Product benchmarking - the process of designing new products or upgrades to current ones. This process
can sometimes involve reverse engineering which is taking apart competitors products to find strengths
and weaknesses.
Strategic benchmarking - involves observing how others compete. This type is usually not industry
specific, meaning it is best to look at other industries.
Functional benchmarking - a company will focus its benchmarking on a single function to improve the
operation of that particular function. Complex functions such as Human Resources, Finance and
Accounting and Information and Communication Technology are unlikely to be directly comparable in cost
and efficiency terms and may need to be disaggregated into processes to make valid comparison.
Best-in-class benchmarking - involves studying the leading competitor or the company that best carries out
a specific function.
Operational benchmarking embraces everything from staffing and productivity to office flow and analysis of
procedures performed.[8]
Energy benchmarking - process of collecting, analysing and relating energy performance data of
comparable activities with the purpose of evaluating and comparing performance between or within
entities.[9] Entities can include processes, buildings or companies.
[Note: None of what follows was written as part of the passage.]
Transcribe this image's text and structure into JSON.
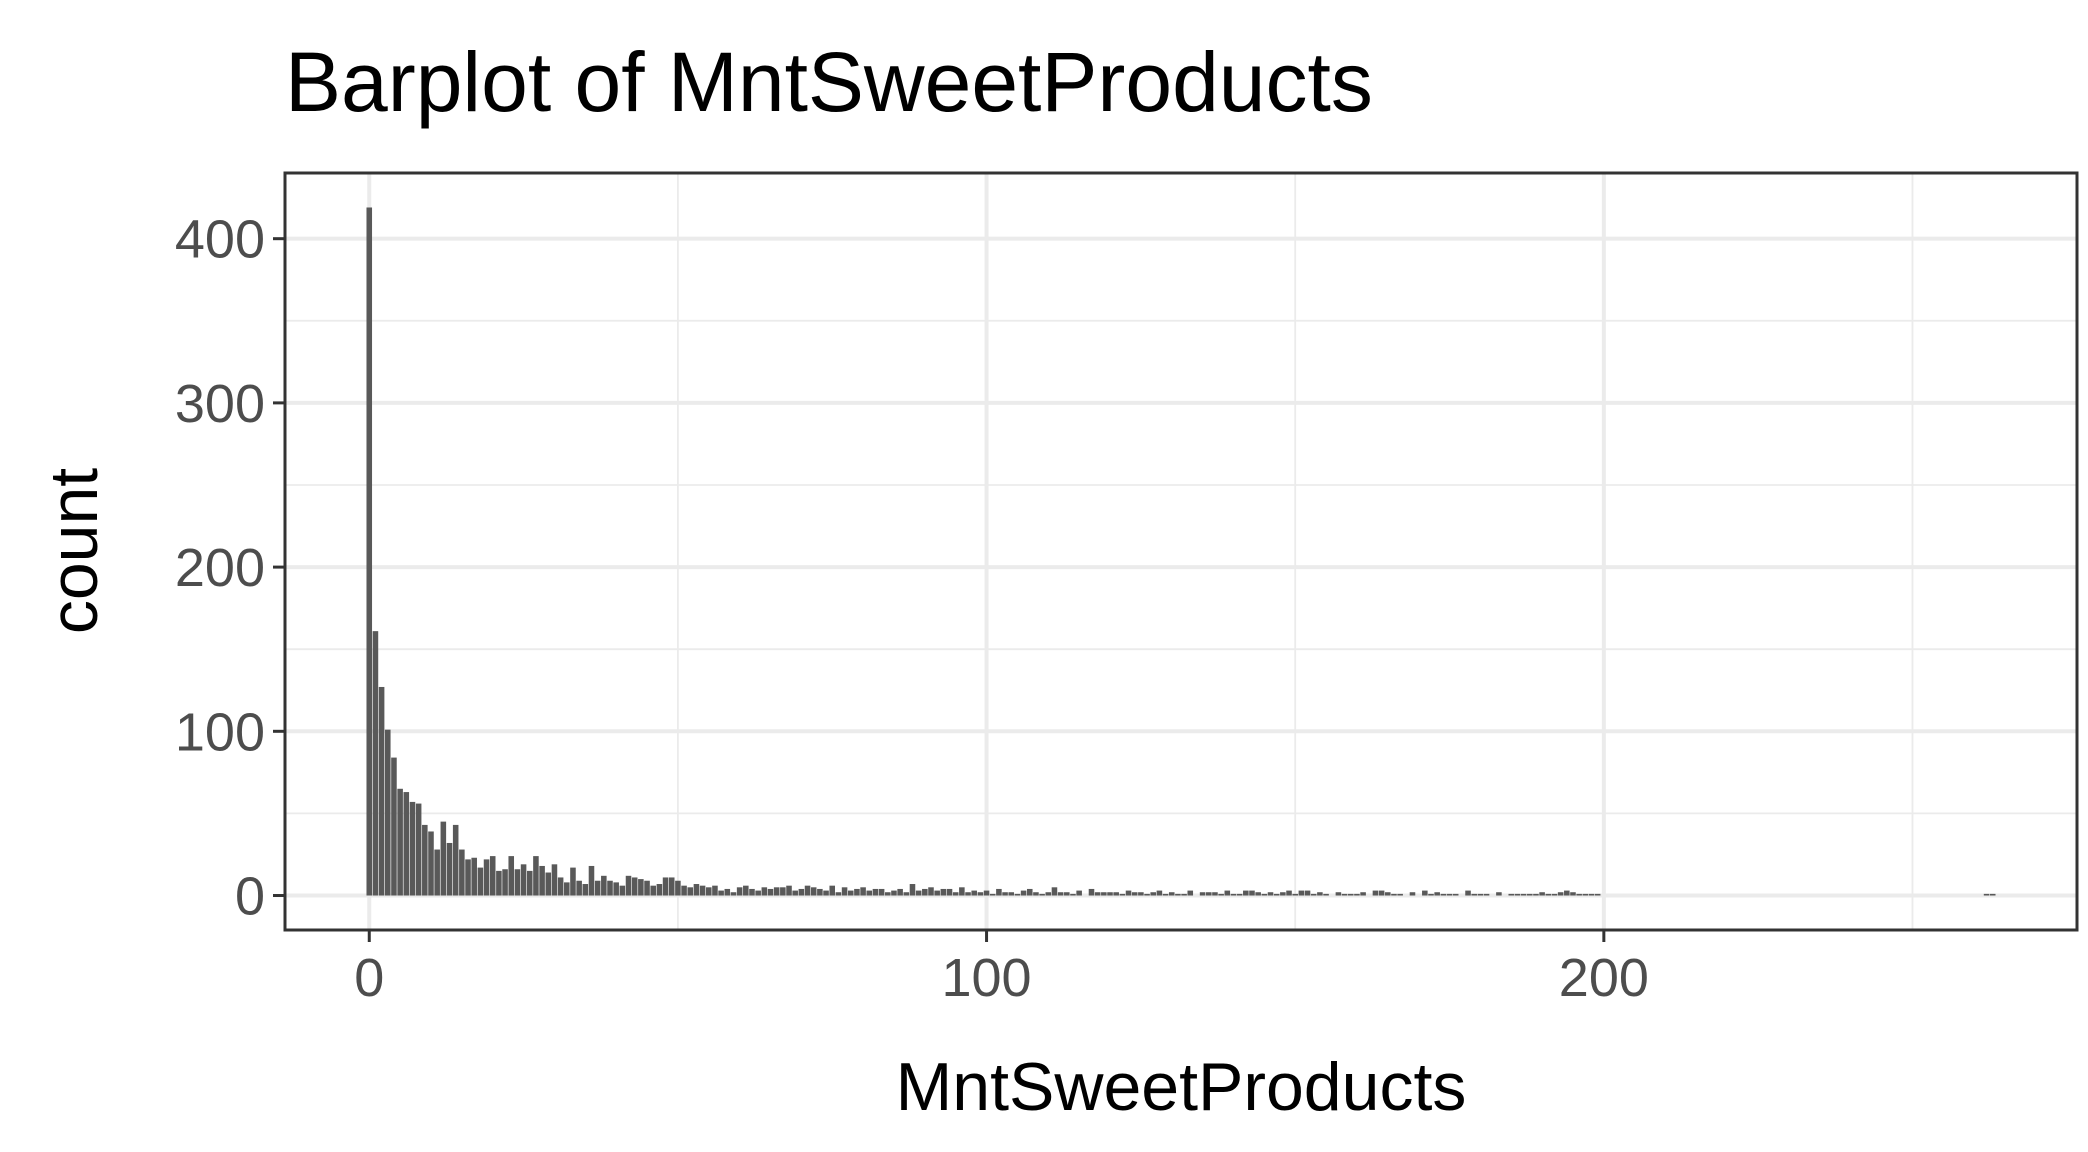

Benchmarking may be internal between
entities within a single organization, or - subject to confidentiality restrictions - external between competing
entities.
Tools[edit]
Further information: List of benchmarking methods and software tools
Benchmarking software can be used to organize large and complex amounts of information. Software
packages can extend the concept of benchmarking and competitive analysis by allowing individuals to handle
such large and complex amounts or strategies. Such tools support different types of benchmarking (see above)
and can reduce the above costs significantly.
Metric benchmarking[edit]
Another approach to making comparisons involves using more aggregative cost or production information to
identify strong and weak performing units. The two most common forms of quantitative analysis used in metric
benchmarking are data envelope analysis (DEA) and regression analysis. DEA estimates the cost level an
efficient firm should be able to achieve in a particular market. In infrastructure regulation, DEA can be used to
reward companies/operators whose costs are near the efficient frontier with additional profits. Regression
analysis estimates what the average firm should be able to achieve. With regression analysis, firms that
performed better than average can be rewarded while firms that performed worse than average can be
penalized. Such benchmarking studies are used to create yardstick comparisons, allowing outsiders to
evaluate the performance of operators in an industry. Advanced statistical techniques, including stochastic
frontier analysis, have been used to identify high and weak performers in industries, including applications to
schools, hospitals, water utilities, and electric utilities.[10]
One of the biggest challenges for metric benchmarking is the variety of metric definitions used among
companies or divisions. Definitions may change over time within the same organization due to changes in
leadership and priorities. The most useful comparisons can be made when metrics definitions are common
between compared units and do not change so improvements can be verified.